Was für ein pikanter Spannungs-Jahrmarkt breitet sich hier düster aus, findet hier zusammen  (= 4 PÖNIs).

3.)       MURKS. Titel = „MONSIEUR ROBERT KENNT KEIN PARDON“ von Pierre-Francois Martin-Laval (Co-B + R; Fr 2023; Co-B: Daive Cohen; K: Nicolas Gaurin; M: Pascal Lengagne; 80 Minuten; deutscher Kino-Start: 05.03.2026). Viele haben mich gewarnt, bloß nicht diesen Film sehen; NICHT DEN!

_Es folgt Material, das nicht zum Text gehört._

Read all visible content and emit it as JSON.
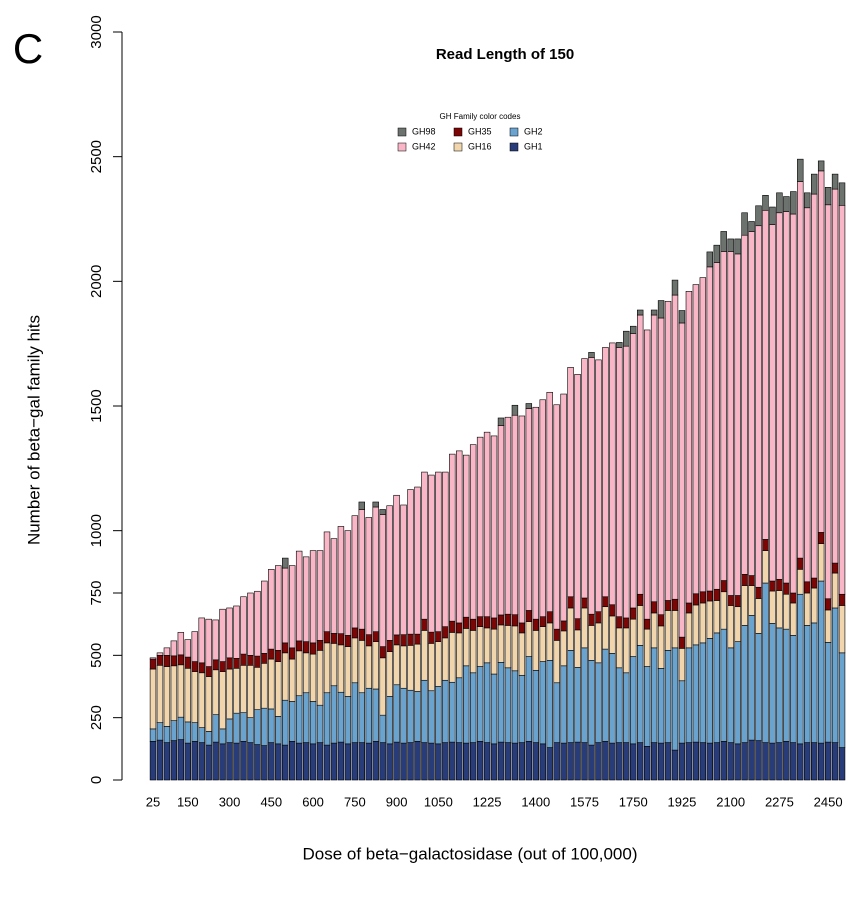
{
  "chart_data": {
    "type": "stacked_bar",
    "panel_label": "C",
    "title": "Read Length of 150",
    "x_label": "Dose of beta−galactosidase (out of 100,000)",
    "y_label": "Number of beta−gal family hits",
    "legend_title": "GH Family color codes",
    "ylim": [
      0,
      3000
    ],
    "yticks": [
      0,
      250,
      500,
      750,
      1000,
      1500,
      2000,
      2500,
      3000
    ],
    "categories": [
      "25",
      null,
      null,
      null,
      null,
      "150",
      null,
      null,
      null,
      null,
      null,
      "300",
      null,
      null,
      null,
      null,
      null,
      "450",
      null,
      null,
      null,
      null,
      null,
      "600",
      null,
      null,
      null,
      null,
      null,
      "750",
      null,
      null,
      null,
      null,
      null,
      "900",
      null,
      null,
      null,
      null,
      null,
      "1050",
      null,
      null,
      null,
      null,
      null,
      null,
      "1225",
      null,
      null,
      null,
      null,
      null,
      null,
      "1400",
      null,
      null,
      null,
      null,
      null,
      null,
      "1575",
      null,
      null,
      null,
      null,
      null,
      null,
      "1750",
      null,
      null,
      null,
      null,
      null,
      null,
      "1925",
      null,
      null,
      null,
      null,
      null,
      null,
      "2100",
      null,
      null,
      null,
      null,
      null,
      null,
      "2275",
      null,
      null,
      null,
      null,
      null,
      null,
      "2450",
      null,
      null
    ],
    "series": [
      {
        "name": "GH1",
        "color": "#283c7a",
        "values": [
          155,
          160,
          150,
          158,
          162,
          148,
          155,
          150,
          140,
          152,
          145,
          150,
          148,
          155,
          150,
          142,
          138,
          150,
          145,
          140,
          155,
          148,
          150,
          145,
          150,
          140,
          148,
          152,
          145,
          150,
          150,
          148,
          155,
          150,
          145,
          152,
          148,
          150,
          155,
          150,
          148,
          145,
          150,
          152,
          150,
          148,
          150,
          155,
          150,
          145,
          152,
          150,
          148,
          150,
          155,
          150,
          145,
          130,
          150,
          148,
          150,
          152,
          150,
          140,
          150,
          155,
          148,
          150,
          150,
          145,
          150,
          135,
          150,
          148,
          150,
          120,
          148,
          150,
          152,
          150,
          148,
          150,
          155,
          150,
          145,
          150,
          160,
          158,
          150,
          148,
          150,
          155,
          150,
          145,
          150,
          150,
          148,
          152,
          150,
          130
        ]
      },
      {
        "name": "GH2",
        "color": "#6ba3cf",
        "values": [
          50,
          70,
          65,
          80,
          90,
          85,
          75,
          60,
          55,
          110,
          60,
          95,
          120,
          115,
          100,
          140,
          150,
          135,
          110,
          180,
          160,
          190,
          200,
          170,
          150,
          210,
          230,
          200,
          190,
          240,
          200,
          220,
          210,
          110,
          190,
          230,
          220,
          210,
          200,
          250,
          210,
          230,
          250,
          240,
          260,
          310,
          280,
          300,
          320,
          280,
          320,
          300,
          290,
          270,
          340,
          290,
          330,
          350,
          240,
          310,
          370,
          300,
          380,
          340,
          320,
          370,
          360,
          300,
          280,
          350,
          390,
          320,
          380,
          300,
          370,
          410,
          250,
          380,
          390,
          400,
          420,
          440,
          450,
          380,
          410,
          470,
          500,
          430,
          640,
          480,
          460,
          450,
          430,
          600,
          470,
          480,
          650,
          400,
          540,
          380
        ]
      },
      {
        "name": "GH16",
        "color": "#f0d5ad",
        "values": [
          240,
          230,
          240,
          220,
          210,
          215,
          205,
          220,
          220,
          180,
          230,
          200,
          180,
          190,
          210,
          170,
          180,
          200,
          220,
          190,
          170,
          180,
          160,
          190,
          220,
          200,
          170,
          190,
          200,
          180,
          210,
          170,
          190,
          230,
          180,
          160,
          170,
          180,
          190,
          200,
          190,
          180,
          170,
          200,
          180,
          150,
          170,
          160,
          140,
          180,
          150,
          170,
          180,
          170,
          140,
          160,
          140,
          150,
          170,
          140,
          170,
          150,
          160,
          140,
          160,
          170,
          150,
          160,
          180,
          150,
          160,
          150,
          140,
          170,
          160,
          150,
          130,
          140,
          160,
          160,
          150,
          130,
          150,
          170,
          140,
          160,
          120,
          140,
          130,
          130,
          150,
          140,
          130,
          100,
          130,
          140,
          150,
          130,
          140,
          190
        ]
      },
      {
        "name": "GH35",
        "color": "#7a0606",
        "values": [
          40,
          40,
          45,
          40,
          40,
          45,
          40,
          40,
          40,
          40,
          40,
          45,
          40,
          45,
          40,
          45,
          40,
          40,
          45,
          40,
          45,
          40,
          45,
          45,
          40,
          45,
          40,
          45,
          45,
          40,
          45,
          45,
          40,
          45,
          45,
          40,
          45,
          45,
          40,
          45,
          45,
          40,
          45,
          45,
          40,
          45,
          45,
          40,
          45,
          45,
          40,
          45,
          45,
          40,
          45,
          45,
          40,
          45,
          45,
          40,
          45,
          45,
          40,
          45,
          45,
          40,
          45,
          45,
          40,
          45,
          45,
          40,
          45,
          45,
          40,
          45,
          45,
          40,
          45,
          45,
          40,
          45,
          45,
          40,
          45,
          45,
          40,
          45,
          45,
          40,
          45,
          45,
          40,
          45,
          45,
          40,
          45,
          45,
          40,
          45
        ]
      },
      {
        "name": "GH42",
        "color": "#f8b6c6",
        "values": [
          5,
          10,
          30,
          60,
          90,
          70,
          120,
          180,
          190,
          160,
          210,
          200,
          210,
          230,
          250,
          260,
          290,
          320,
          340,
          300,
          330,
          360,
          340,
          370,
          360,
          400,
          380,
          430,
          420,
          450,
          480,
          470,
          500,
          530,
          540,
          560,
          520,
          580,
          590,
          590,
          630,
          640,
          620,
          670,
          690,
          650,
          700,
          720,
          740,
          730,
          760,
          790,
          800,
          830,
          810,
          850,
          870,
          880,
          900,
          910,
          920,
          980,
          960,
          1030,
          1010,
          1000,
          1050,
          1080,
          1090,
          1100,
          1120,
          1160,
          1150,
          1190,
          1200,
          1220,
          1260,
          1250,
          1240,
          1260,
          1300,
          1310,
          1320,
          1380,
          1370,
          1360,
          1380,
          1450,
          1320,
          1430,
          1470,
          1490,
          1520,
          1510,
          1500,
          1540,
          1450,
          1580,
          1500,
          1560
        ]
      },
      {
        "name": "GH98",
        "color": "#6c736e",
        "values": [
          0,
          0,
          0,
          0,
          0,
          0,
          0,
          0,
          0,
          0,
          0,
          0,
          0,
          0,
          0,
          0,
          0,
          0,
          0,
          40,
          0,
          0,
          0,
          0,
          0,
          0,
          0,
          0,
          0,
          0,
          30,
          0,
          20,
          20,
          0,
          0,
          0,
          0,
          0,
          0,
          0,
          0,
          0,
          0,
          0,
          0,
          0,
          0,
          0,
          0,
          30,
          0,
          40,
          0,
          20,
          0,
          0,
          0,
          0,
          0,
          0,
          0,
          0,
          20,
          0,
          0,
          0,
          20,
          60,
          30,
          20,
          0,
          20,
          70,
          0,
          60,
          50,
          0,
          0,
          0,
          60,
          70,
          80,
          50,
          60,
          90,
          40,
          80,
          60,
          70,
          80,
          60,
          90,
          90,
          60,
          80,
          40,
          70,
          60,
          90
        ]
      }
    ]
  }
}
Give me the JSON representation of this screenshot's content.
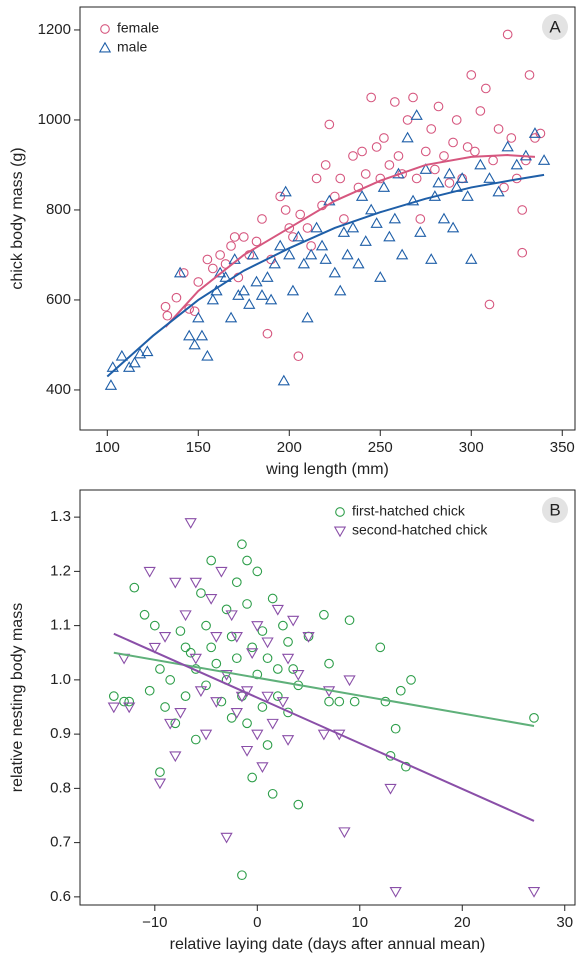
{
  "chart_data": [
    {
      "type": "scatter",
      "panel_label": "A",
      "x_label": "wing length (mm)",
      "y_label": "chick body mass (g)",
      "xlim": [
        85,
        357
      ],
      "ylim": [
        311,
        1251
      ],
      "xticks": [
        100,
        150,
        200,
        250,
        300,
        350
      ],
      "yticks": [
        400,
        600,
        800,
        1000,
        1200
      ],
      "legend": "upper left",
      "series": [
        {
          "name": "female",
          "color": "#d6577f",
          "marker": "circle",
          "x": [
            132,
            133,
            138,
            142,
            145,
            148,
            150,
            155,
            158,
            162,
            165,
            168,
            170,
            172,
            175,
            178,
            182,
            185,
            188,
            190,
            195,
            198,
            200,
            202,
            205,
            206,
            210,
            212,
            215,
            218,
            220,
            222,
            225,
            228,
            230,
            235,
            238,
            240,
            242,
            245,
            248,
            250,
            252,
            255,
            258,
            260,
            262,
            265,
            268,
            270,
            272,
            275,
            278,
            280,
            282,
            285,
            288,
            290,
            292,
            295,
            298,
            300,
            302,
            305,
            308,
            310,
            312,
            315,
            318,
            320,
            322,
            325,
            328,
            330,
            332,
            335,
            338,
            328
          ],
          "values": [
            585,
            565,
            605,
            660,
            580,
            575,
            640,
            690,
            670,
            700,
            680,
            720,
            740,
            650,
            740,
            700,
            730,
            780,
            525,
            690,
            830,
            800,
            760,
            740,
            475,
            790,
            760,
            720,
            870,
            810,
            900,
            990,
            830,
            870,
            780,
            920,
            850,
            930,
            880,
            1050,
            940,
            870,
            960,
            900,
            1040,
            920,
            880,
            1000,
            1050,
            870,
            780,
            930,
            980,
            890,
            1030,
            920,
            860,
            950,
            1000,
            870,
            940,
            1100,
            930,
            1020,
            1070,
            590,
            910,
            980,
            850,
            1190,
            960,
            870,
            800,
            910,
            1100,
            960,
            970,
            705
          ],
          "fit": {
            "x": [
              132,
              150,
              175,
              200,
              225,
              250,
              275,
              300,
              320,
              335
            ],
            "values": [
              540,
              620,
              700,
              760,
              820,
              865,
              900,
              918,
              922,
              918
            ]
          }
        },
        {
          "name": "male",
          "color": "#1f5fa8",
          "marker": "triangle",
          "x": [
            102,
            103,
            108,
            112,
            115,
            118,
            122,
            140,
            145,
            148,
            150,
            152,
            155,
            158,
            160,
            162,
            165,
            168,
            170,
            172,
            175,
            178,
            180,
            182,
            185,
            188,
            190,
            192,
            195,
            197,
            198,
            200,
            202,
            205,
            208,
            210,
            212,
            215,
            218,
            220,
            222,
            225,
            228,
            230,
            232,
            235,
            238,
            240,
            242,
            245,
            248,
            250,
            252,
            255,
            258,
            260,
            262,
            265,
            268,
            270,
            272,
            275,
            278,
            280,
            282,
            285,
            288,
            290,
            292,
            295,
            298,
            300,
            305,
            310,
            315,
            320,
            325,
            330,
            335,
            340
          ],
          "values": [
            410,
            450,
            475,
            450,
            460,
            480,
            485,
            660,
            520,
            500,
            560,
            520,
            475,
            600,
            620,
            660,
            650,
            560,
            690,
            610,
            620,
            590,
            700,
            640,
            610,
            650,
            600,
            680,
            720,
            420,
            840,
            700,
            620,
            740,
            680,
            560,
            700,
            760,
            720,
            690,
            820,
            660,
            620,
            750,
            700,
            760,
            680,
            830,
            730,
            800,
            770,
            650,
            850,
            740,
            780,
            880,
            700,
            960,
            820,
            1010,
            750,
            890,
            690,
            830,
            860,
            780,
            880,
            760,
            850,
            870,
            830,
            690,
            900,
            870,
            840,
            940,
            900,
            920,
            970,
            910
          ],
          "fit": {
            "x": [
              100,
              125,
              150,
              175,
              200,
              225,
              250,
              275,
              300,
              325,
              340
            ],
            "values": [
              430,
              520,
              600,
              665,
              715,
              760,
              795,
              825,
              850,
              868,
              878
            ]
          }
        }
      ]
    },
    {
      "type": "scatter",
      "panel_label": "B",
      "x_label": "relative laying date (days after annual mean)",
      "y_label": "relative nesting body mass",
      "xlim": [
        -17.3,
        31
      ],
      "ylim": [
        0.585,
        1.35
      ],
      "xticks": [
        {
          "value": -10,
          "label": "−10"
        },
        0,
        10,
        20,
        30
      ],
      "yticks": [
        0.6,
        0.7,
        0.8,
        0.9,
        {
          "value": 1,
          "label": "1.0"
        },
        1.1,
        1.2,
        1.3
      ],
      "legend": "upper right",
      "series": [
        {
          "name": "first-hatched chick",
          "color": "#2e9e4a",
          "marker": "circle",
          "x": [
            -14,
            -12.5,
            -12,
            -11,
            -10.5,
            -10,
            -9.5,
            -9.5,
            -9,
            -8.5,
            -8,
            -7.5,
            -7,
            -7,
            -6.5,
            -6,
            -6,
            -5.5,
            -5,
            -5,
            -4.5,
            -4.5,
            -4,
            -3.5,
            -3,
            -3,
            -2.5,
            -2.5,
            -2,
            -2,
            -1.5,
            -1.5,
            -1,
            -1,
            -1,
            -0.5,
            -0.5,
            0,
            0,
            0.5,
            0.5,
            1,
            1,
            1.5,
            1.5,
            2,
            2,
            2.5,
            3,
            3,
            3.5,
            4,
            4,
            5,
            6.5,
            7,
            7,
            8,
            9,
            9.5,
            12,
            12.5,
            13,
            13.5,
            14,
            14.5,
            15,
            27,
            -1.5,
            -13
          ],
          "values": [
            0.97,
            0.96,
            1.17,
            1.12,
            0.98,
            1.1,
            1.02,
            0.83,
            0.95,
            1.0,
            0.92,
            1.09,
            1.06,
            0.97,
            1.05,
            1.02,
            0.89,
            1.16,
            1.1,
            0.99,
            1.22,
            1.06,
            1.03,
            0.96,
            1.13,
            1.0,
            1.08,
            0.93,
            1.18,
            1.04,
            1.25,
            0.97,
            1.22,
            1.14,
            0.92,
            1.06,
            0.82,
            1.2,
            1.01,
            1.09,
            0.95,
            1.04,
            0.88,
            1.15,
            0.79,
            1.02,
            0.97,
            1.1,
            0.94,
            1.07,
            1.02,
            0.99,
            0.77,
            1.08,
            1.12,
            0.96,
            1.03,
            0.96,
            1.11,
            0.96,
            1.06,
            0.96,
            0.86,
            0.91,
            0.98,
            0.84,
            1.0,
            0.93,
            0.64,
            0.96
          ],
          "fit": {
            "x": [
              -14,
              27
            ],
            "values": [
              1.05,
              0.915
            ]
          },
          "fit_color": "#5fb07a"
        },
        {
          "name": "second-hatched chick",
          "color": "#8a4fa8",
          "marker": "triangle-down",
          "x": [
            -14,
            -13,
            -12.5,
            -10.5,
            -10,
            -9.5,
            -9,
            -8.5,
            -8,
            -7.5,
            -7,
            -6.5,
            -6,
            -6,
            -5.5,
            -5,
            -4.5,
            -4,
            -4,
            -3.5,
            -3,
            -3,
            -2.5,
            -2,
            -2,
            -1.5,
            -1,
            -1,
            -0.5,
            0,
            0,
            0.5,
            1,
            1,
            1.5,
            2,
            2.5,
            3,
            3,
            3.5,
            4,
            5,
            6.5,
            7,
            8,
            8.5,
            9,
            13,
            13.5,
            27,
            -8
          ],
          "values": [
            0.95,
            1.04,
            0.95,
            1.2,
            1.06,
            0.81,
            1.08,
            0.92,
            1.18,
            0.94,
            1.12,
            1.29,
            1.18,
            1.04,
            0.98,
            0.9,
            1.15,
            1.08,
            0.96,
            1.2,
            0.71,
            1.01,
            1.12,
            0.94,
            1.08,
            0.97,
            0.87,
            0.98,
            1.05,
            0.9,
            1.1,
            0.84,
            0.97,
            1.07,
            0.92,
            1.13,
            0.96,
            1.04,
            0.89,
            1.11,
            1.01,
            1.08,
            0.9,
            0.98,
            0.9,
            0.72,
            1.0,
            0.8,
            0.61,
            0.61,
            0.86
          ],
          "fit": {
            "x": [
              -14,
              27
            ],
            "values": [
              1.085,
              0.74
            ]
          }
        }
      ]
    }
  ]
}
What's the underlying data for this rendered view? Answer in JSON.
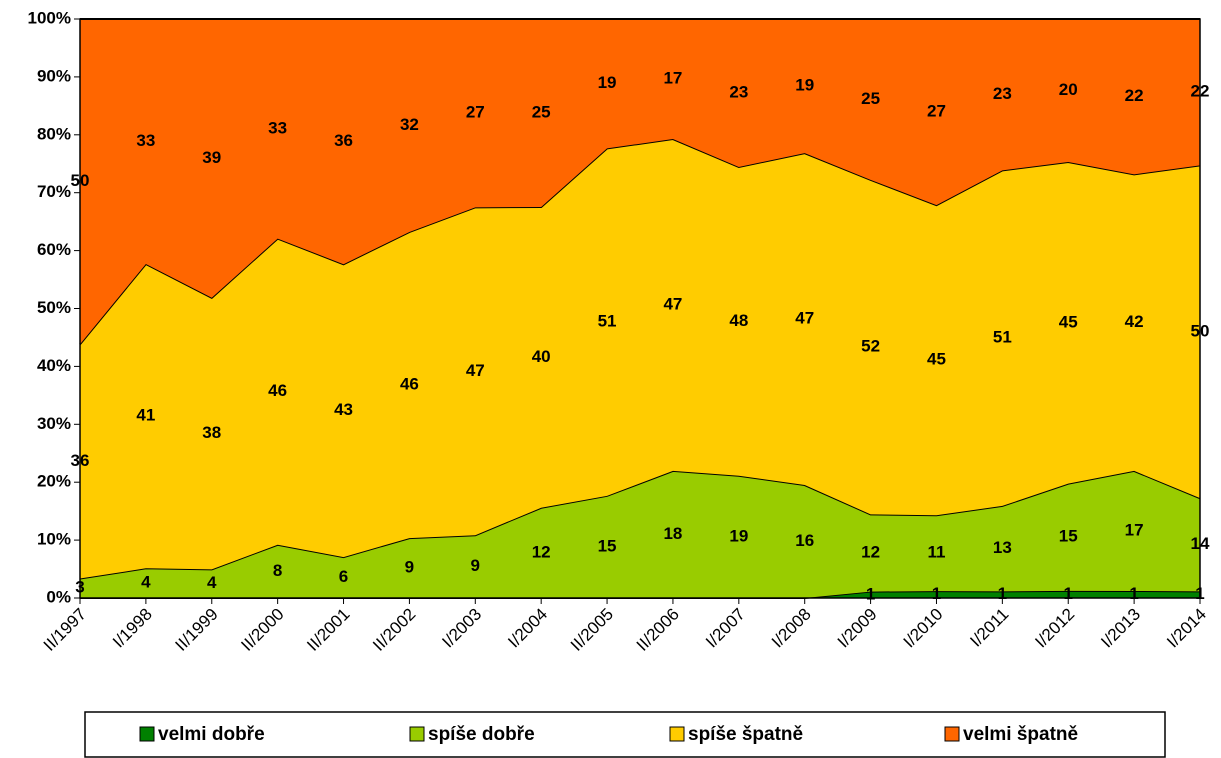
{
  "chart_data": {
    "type": "stacked_area_100",
    "categories": [
      "II/1997",
      "I/1998",
      "II/1999",
      "II/2000",
      "II/2001",
      "II/2002",
      "I/2003",
      "I/2004",
      "II/2005",
      "II/2006",
      "I/2007",
      "I/2008",
      "I/2009",
      "I/2010",
      "I/2011",
      "I/2012",
      "I/2013",
      "I/2014"
    ],
    "series": [
      {
        "name": "velmi dobře",
        "color": "#008000",
        "values": [
          0,
          0,
          0,
          0,
          0,
          0,
          0,
          0,
          0,
          0,
          0,
          0,
          1,
          1,
          1,
          1,
          1,
          1
        ]
      },
      {
        "name": "spíše dobře",
        "color": "#99cc00",
        "values": [
          3,
          4,
          4,
          8,
          6,
          9,
          9,
          12,
          15,
          18,
          19,
          16,
          12,
          11,
          13,
          15,
          17,
          14
        ]
      },
      {
        "name": "spíše špatně",
        "color": "#ffcc00",
        "values": [
          36,
          41,
          38,
          46,
          43,
          46,
          47,
          40,
          51,
          47,
          48,
          47,
          52,
          45,
          51,
          45,
          42,
          50
        ]
      },
      {
        "name": "velmi špatně",
        "color": "#ff6600",
        "values": [
          50,
          33,
          39,
          33,
          36,
          32,
          27,
          25,
          19,
          17,
          23,
          19,
          25,
          27,
          23,
          20,
          22,
          22
        ]
      }
    ],
    "ylim": [
      0,
      100
    ],
    "yticks": [
      {
        "value": 0,
        "label": "0%"
      },
      {
        "value": 10,
        "label": "10%"
      },
      {
        "value": 20,
        "label": "20%"
      },
      {
        "value": 30,
        "label": "30%"
      },
      {
        "value": 40,
        "label": "40%"
      },
      {
        "value": 50,
        "label": "50%"
      },
      {
        "value": 60,
        "label": "60%"
      },
      {
        "value": 70,
        "label": "70%"
      },
      {
        "value": 80,
        "label": "80%"
      },
      {
        "value": 90,
        "label": "90%"
      },
      {
        "value": 100,
        "label": "100%"
      }
    ],
    "legend": "bottom"
  }
}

Wie oft haben uns französische Komödien gefallen. Doch diesmal, also hier, ist bremsen angesagt. Von wegen – kein Spaß möglich. Fassen wir es kurz zusammen. Von wegen II: Monsieur Claude nun als Monsieur Robert. Als Pädagoge. Als Robert Poutifard-Lehrer. Der an einer Grundschule „tätig“ ist. Und dort von den Schülern/Innen dauernd gehänselt wird. Zuhauf.  Als 20 Jahre vorüber sind, soll endlich der Ruhestand für „Ruhe“ sorgen. Mit allerdings tückischen Beigedanken. Denn drei Rechnungen von besonders fiesen  ehemaligen Schülern/Innen sind noch offen. Also zu begleichen. Monsieur beginnt mit seinem Rache-Feldzug. Zusammen mit seiner ebenfalls ausgebufften, kantigen und gnadenlosen „Mama“-Mutter.

Die Rache des bekloppten Rächers: Nichts von Lustigkeit. Spielt sich hier ab. Sondern Demütigungen spießern hin und her. Monoton. Lahm. Ist das Geschehen. Welches auch kein Dickbazi CHRISTIAN CLAVIER alias Monsieur ROBERT Poutifard aufzuplustern versteht. Dieser französische Blödsinn ist schnell zu übersehen. Zu überlappen (= 1 1/2 PÖNIs).

4.)       TV – TIPP:   Am kommenden SONNTAG, den 8. März 2026 setzt die ARD ab 20.15 Uhr auf einen neuen Fernsehfilm aus der beliebten Krimireihe  „POLIZEIRUF 110“. Der vom MDR unter dem Titel  „YOUR BODY MY CHOICE“  produzierte Beitrag ist die 424. „heimische“ Episode, und die Magdeburger Ermittlerin Doreen Brasch  –  alias CLAUDIA MICHELSEN –  hat ihren 22. Fall zu klären. Nach der Ausstrahlung befindet sich meine Kritik auf allen bekannten Kanälen.

5.)       M U S I K:  Ich mag den Titel  –  „FREE FALLIN´“ ! Das ist ein Folk-Rock-Titel des US-amerikanischen Musikers  TOM PETTY  (20.10.1950 in Gainesville, Florida; verstorben am 2.10.2017 in Santa Monica, Kalifornien).  Er war zunächst mit seiner Band Tom Petty & the Heartbreakers erfolgreich und später auch als Solokünstler. Das Stück entstammt Pettys erstem Soloalbum „Fool Moon Fever“ aus dem Jahr 1989.  „FREE FALLIN‘ wurde vom Interpreten selbst, gemeinsam mit dem britischen Musiker Jeff Lynne, geschrieben. Erzählt von einem Liebesdrama. Das Lyrische Ich, ein junger Mann, verlässt seine Freundin, obwohl sie ein gutes Mädchen ist, das Jesus und Amerika liebt und verrückt nach Elvis Presley ist. ER ist auf der Suche nach Freiheit, die er im freien Fall erhalten kann. Mein musikalischer Favorit in dieser Woche:

ELVIS, WIR GRÜSSEN DICH und DEINE TOM-GEMEINDE.